Jason Calacanis, Internet entrepreneur
Although it is certainly more of a first-world problem, it is nevertheless a problem: Too many choices, too much of almost everything. Now add to the mix the real possibility of widespread “fake news” and political “doublespeak” and “alternative facts” (!) and it really gets challenging. It seems the complexity of life increases exponentially, while we amble along at the same old rate, the pace of human beings, with just so much time and energy.
It’s one thing if your challenge is at the coffee shop where you’re offered choices that you’ve never heard of and in which you have no interest. It’s another when it concerns an issue you’re trying to understand in order to determine how to live your life or what to believe.

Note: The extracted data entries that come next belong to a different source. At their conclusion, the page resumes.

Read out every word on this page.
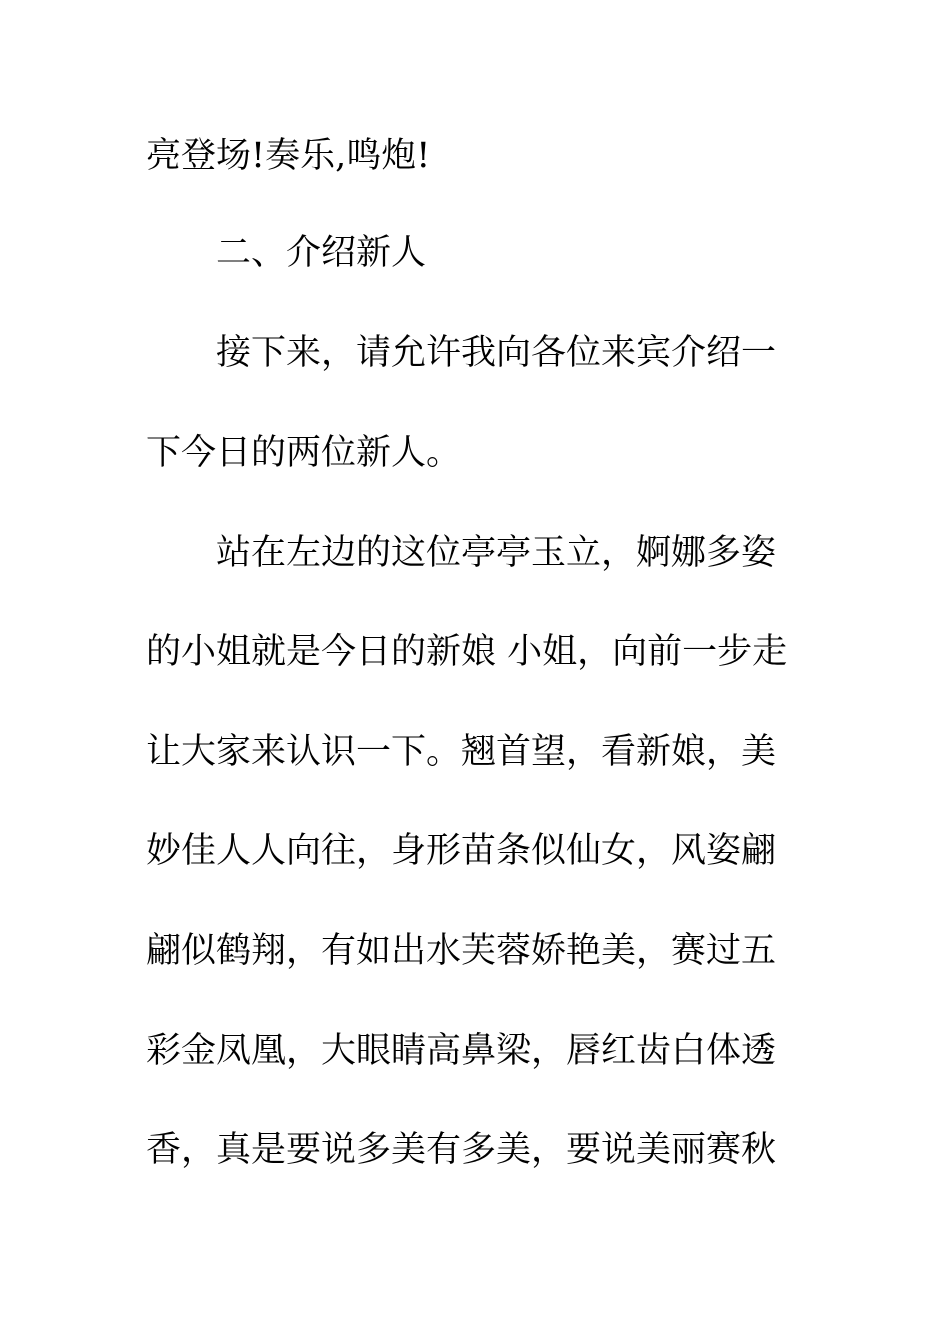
亮登场!奏乐,鸣炮!
二、介绍新人
接下来，请允许我向各位来宾介绍一
下今日的两位新人。
站在左边的这位亭亭玉立，婀娜多姿
的小姐就是今日的新娘 小姐，向前一步走
让大家来认识一下。翘首望，看新娘，美
妙佳人人向往，身形苗条似仙女，风姿翩
翩似鹤翔，有如出水芙蓉娇艳美，赛过五
彩金凤凰，大眼睛高鼻梁，唇红齿白体透
香，真是要说多美有多美，要说美丽赛秋
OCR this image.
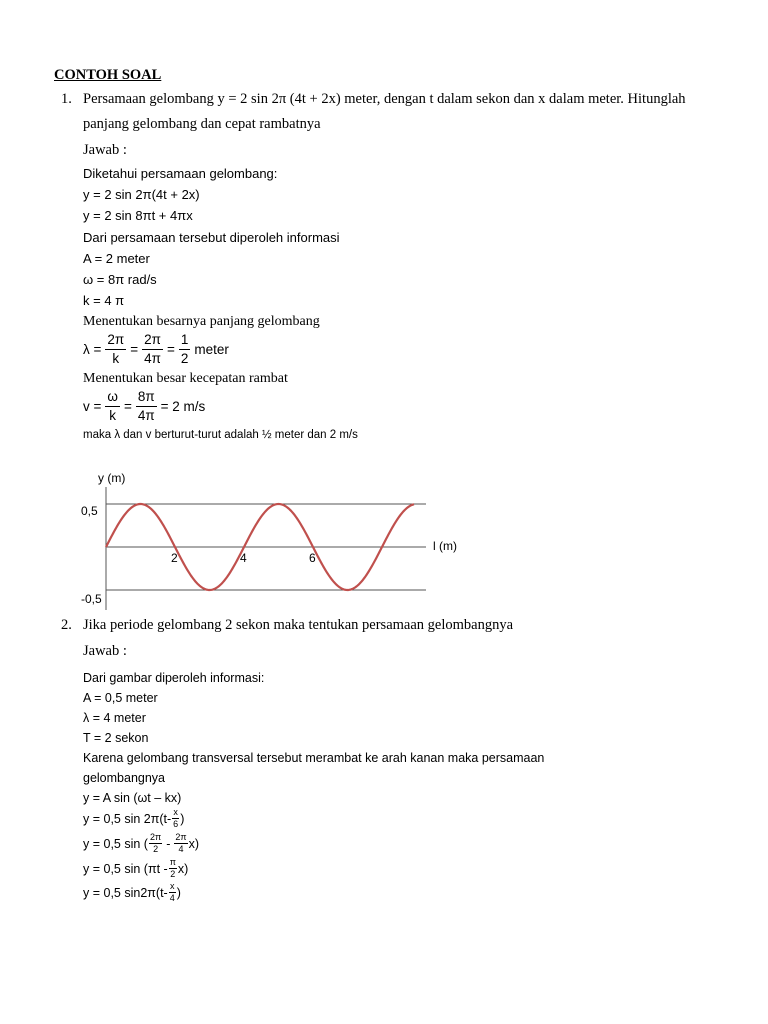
CONTOH SOAL
1. Persamaan gelombang y = 2 sin 2π (4t + 2x) meter, dengan t dalam sekon dan x dalam meter. Hitunglah
panjang gelombang dan cepat rambatnya
Jawab :
Diketahui persamaan gelombang:
y = 2 sin 2π(4t + 2x)
y = 2 sin 8πt + 4πx
Dari persamaan tersebut diperoleh informasi
A = 2 meter
ω = 8π rad/s
k = 4 π
Menentukan besarnya panjang gelombang
$\lambda = \frac{2\pi}{k} = \frac{2\pi}{4\pi} = \frac{1}{2}$ meter
Menentukan besar kecepatan rambat
$v = \frac{\omega}{k} = \frac{8\pi}{4\pi} = 2$ m/s
maka λ dan v berturut-turut adalah ½ meter dan 2 m/s
y (m)
l (m)
0,5
-0,5
2	4	6
2. Jika periode gelombang 2 sekon maka tentukan persamaan gelombangnya
Jawab :
Dari gambar diperoleh informasi:
A = 0,5 meter
λ = 4 meter
T = 2 sekon
Karena gelombang transversal tersebut merambat ke arah kanan maka persamaan
gelombangnya
y = A sin (ωt – kx)
y = 0,5 $\sin 2\pi(t- \frac{x}{6}$ )
y = 0,5 sin ( $\frac{2\pi}{2} - \frac{2\pi}{4} x$)
y = 0,5 $\sin (\pi t - \frac{\pi}{2} x)$
y = 0,5 $\sin 2\pi(t- \frac{x}{4}$ )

I believe now more than ever, we need to simplify. It’s time again for Occam’s Razor. William of Occam was a 14th Century Franciscan logician. His principle states that “entities should not be multiplied unnecessarily” or, to give it its practical meaning: “If you have two equally likely solutions to a problem, choose the simplest” or even better, “Keep things simple!”
Let that become our motto, the standard which we apply to all of life, beginning right now.
I’ll say no more.
(But I’ll begin to think of ways I can apply it. I hope you do too.)